Halfway there, she planted her feet on the seat in front of her and held onto both sides of the boat. “I pushed,” she said, “and Juanita was born, really fast.”
Mariluz heard her baby cry, “like all babies do when they’re born,” and found a flashlight so she could look at the newborn. After a while the rain let up, and Mariluz came out from under the sheet.
“I looked at the reflection of the moon on the river and it was beautiful,” she said. Eventually they reached the health post, where both baby and mom were declared healthy.
This incredible story became a central event in the film, and I never complained about using a plastic container again. Mariluz worked on the script with us and became a co-producer as well as the film’s heroine.

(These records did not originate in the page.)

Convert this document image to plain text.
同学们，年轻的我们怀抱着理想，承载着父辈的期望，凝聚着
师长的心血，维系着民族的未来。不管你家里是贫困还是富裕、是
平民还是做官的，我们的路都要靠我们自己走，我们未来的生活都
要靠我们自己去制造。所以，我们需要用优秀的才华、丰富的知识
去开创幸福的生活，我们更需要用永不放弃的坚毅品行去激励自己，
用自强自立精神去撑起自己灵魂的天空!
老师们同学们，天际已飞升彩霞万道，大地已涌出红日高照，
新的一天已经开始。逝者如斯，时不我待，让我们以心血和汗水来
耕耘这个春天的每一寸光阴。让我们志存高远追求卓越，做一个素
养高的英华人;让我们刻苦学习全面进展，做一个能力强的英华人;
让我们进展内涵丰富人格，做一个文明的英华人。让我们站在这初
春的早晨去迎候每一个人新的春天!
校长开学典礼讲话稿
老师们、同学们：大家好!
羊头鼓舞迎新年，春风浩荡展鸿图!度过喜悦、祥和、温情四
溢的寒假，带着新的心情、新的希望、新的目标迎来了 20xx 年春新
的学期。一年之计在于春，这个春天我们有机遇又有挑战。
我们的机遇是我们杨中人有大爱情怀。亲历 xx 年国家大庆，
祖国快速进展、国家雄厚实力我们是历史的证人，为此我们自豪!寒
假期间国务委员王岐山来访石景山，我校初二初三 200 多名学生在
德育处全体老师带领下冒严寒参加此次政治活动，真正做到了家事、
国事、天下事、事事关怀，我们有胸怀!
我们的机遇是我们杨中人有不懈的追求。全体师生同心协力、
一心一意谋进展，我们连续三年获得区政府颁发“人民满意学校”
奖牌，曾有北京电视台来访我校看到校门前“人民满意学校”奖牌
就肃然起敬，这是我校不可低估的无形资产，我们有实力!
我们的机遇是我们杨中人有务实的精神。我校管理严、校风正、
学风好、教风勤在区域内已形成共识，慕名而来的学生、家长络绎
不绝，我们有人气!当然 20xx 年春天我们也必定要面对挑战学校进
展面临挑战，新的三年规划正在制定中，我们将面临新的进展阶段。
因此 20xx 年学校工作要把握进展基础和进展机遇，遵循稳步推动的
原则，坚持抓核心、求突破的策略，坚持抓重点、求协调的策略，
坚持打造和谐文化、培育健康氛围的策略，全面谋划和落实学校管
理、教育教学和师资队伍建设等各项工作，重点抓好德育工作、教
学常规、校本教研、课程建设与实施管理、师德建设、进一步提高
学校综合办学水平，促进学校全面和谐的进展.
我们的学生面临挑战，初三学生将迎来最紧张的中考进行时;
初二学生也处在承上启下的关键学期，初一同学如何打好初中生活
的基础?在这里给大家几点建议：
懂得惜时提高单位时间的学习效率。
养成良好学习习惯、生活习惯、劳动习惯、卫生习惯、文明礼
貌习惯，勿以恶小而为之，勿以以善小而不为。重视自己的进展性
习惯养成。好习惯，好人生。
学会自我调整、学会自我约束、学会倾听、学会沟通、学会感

The film took nine years to complete, and during this time we became involved in our co-producers’ struggles. Mariluz asked us to help her women’s federation file several lawsuits, including one demanding that the Peruvian government recognize their river as a legal person. We published a book of ancestral stories with Leonardo, illustrated by Indigenous children in Spanish and Kukama-Kukamiria, an endangered language. The book has been presented at more than 50 events across the Americas, and more than 1,400 copies have been donated to Amazon schools. Since our video training, Leonardo’s radio station has been producing short films and music videos.
Our process wasn’t perfect—filmmaking never is. But I believe we remained faithful to the ideals of the painting exhibition that initially brought us together. The Tinkuy of the show’s title means “encounters” in Quechua, but the word held deeper meaning for the ancient Inca people. Tinkuy refers to the long process of getting to know someone, of understanding them, including the good, ugly, fun, annoying, beautiful, and frustrating sides of their personality. Our film can be watched on many different levels: environmental, spiritual, political, and more. But for Miki and I, the past nine years have been about tinkuy and how our many encounters have changed and enriched our lives while we strived to make a film in true collaboration with Leonardo, Mariluz, and the Kukama community.